Trump’s focus on flying cars and Americanizing the tools of our slavery is a clever way of distracting us from the bigger picture. His proposal sounds a lot like what China is doing, minus the flying cars. Trump seems to be trying to out-technocrat China and even Saudi Arabia, which is working on a similar project called “Neom”.
Trump’s proposal may seem appealing, but it’s important to examine its roots. Is he simply repackaging the globalist push for technocracy in a new package? It’s hard to say for sure, but it’s clear that Trump’s proposal is not as novel as it may seem. The danger of his proposal is that it may convince people that cities can once again be centers of creativity and inspiration for “freedom”.
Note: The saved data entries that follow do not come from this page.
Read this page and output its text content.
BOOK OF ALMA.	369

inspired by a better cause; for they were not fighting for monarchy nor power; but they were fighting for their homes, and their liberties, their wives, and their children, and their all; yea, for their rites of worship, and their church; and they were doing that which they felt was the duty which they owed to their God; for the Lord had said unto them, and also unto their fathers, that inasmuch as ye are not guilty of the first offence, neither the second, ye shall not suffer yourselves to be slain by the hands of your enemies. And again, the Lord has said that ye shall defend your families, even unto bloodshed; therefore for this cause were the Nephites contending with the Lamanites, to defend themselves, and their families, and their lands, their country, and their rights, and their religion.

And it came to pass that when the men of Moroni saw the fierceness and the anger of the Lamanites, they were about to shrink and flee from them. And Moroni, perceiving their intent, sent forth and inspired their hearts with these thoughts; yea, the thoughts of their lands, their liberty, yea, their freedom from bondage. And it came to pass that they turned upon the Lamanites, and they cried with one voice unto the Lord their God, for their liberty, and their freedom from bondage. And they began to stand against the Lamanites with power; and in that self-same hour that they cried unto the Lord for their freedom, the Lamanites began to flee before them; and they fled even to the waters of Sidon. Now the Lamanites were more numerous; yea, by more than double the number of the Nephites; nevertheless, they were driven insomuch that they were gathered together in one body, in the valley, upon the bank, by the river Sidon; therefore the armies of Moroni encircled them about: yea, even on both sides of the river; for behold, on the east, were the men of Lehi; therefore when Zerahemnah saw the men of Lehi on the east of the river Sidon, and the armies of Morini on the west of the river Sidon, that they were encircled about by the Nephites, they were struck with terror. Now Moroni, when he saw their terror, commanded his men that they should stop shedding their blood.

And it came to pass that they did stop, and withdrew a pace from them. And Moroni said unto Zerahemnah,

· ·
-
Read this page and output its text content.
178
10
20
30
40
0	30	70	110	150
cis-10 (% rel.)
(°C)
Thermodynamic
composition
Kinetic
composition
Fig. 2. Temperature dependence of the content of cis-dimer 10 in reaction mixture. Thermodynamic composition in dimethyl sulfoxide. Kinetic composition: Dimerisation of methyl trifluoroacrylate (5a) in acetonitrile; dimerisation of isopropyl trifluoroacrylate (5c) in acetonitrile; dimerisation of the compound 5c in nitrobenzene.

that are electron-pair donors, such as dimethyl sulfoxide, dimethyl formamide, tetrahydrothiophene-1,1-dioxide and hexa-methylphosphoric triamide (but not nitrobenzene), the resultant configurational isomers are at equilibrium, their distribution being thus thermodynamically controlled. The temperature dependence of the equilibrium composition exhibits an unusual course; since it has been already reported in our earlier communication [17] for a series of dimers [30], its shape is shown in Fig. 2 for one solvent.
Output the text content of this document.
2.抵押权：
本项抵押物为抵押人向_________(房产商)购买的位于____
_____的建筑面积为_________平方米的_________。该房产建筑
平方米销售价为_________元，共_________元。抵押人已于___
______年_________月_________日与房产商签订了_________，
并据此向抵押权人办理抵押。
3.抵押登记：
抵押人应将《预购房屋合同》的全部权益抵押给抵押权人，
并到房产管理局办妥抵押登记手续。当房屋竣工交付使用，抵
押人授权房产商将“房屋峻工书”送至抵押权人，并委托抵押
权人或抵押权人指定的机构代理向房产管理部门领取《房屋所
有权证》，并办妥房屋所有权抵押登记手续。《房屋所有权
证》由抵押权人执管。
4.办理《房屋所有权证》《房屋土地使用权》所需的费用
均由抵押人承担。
In reality, Trump’s proposal is ever so deceptive. It’s unclear which globalist advisor whispered this delusional advice into Trump’s ear. Was it Jared Kushner, Lindsey Graham, or someone else? Perhaps it was even Klaus Schwab himself, the leader of the Fourth Industrial Revolution.
In conclusion, Trump’s proposal for an American-style public-private partnership may seem like a good idea on the surface, but it’s important to examine its roots. Is it simply a Trojan horse for globalist technocracy? We must be vigilant in our analysis of such proposals to ensure that we do not unwittingly give up our privacy and individual freedom in the name of progress.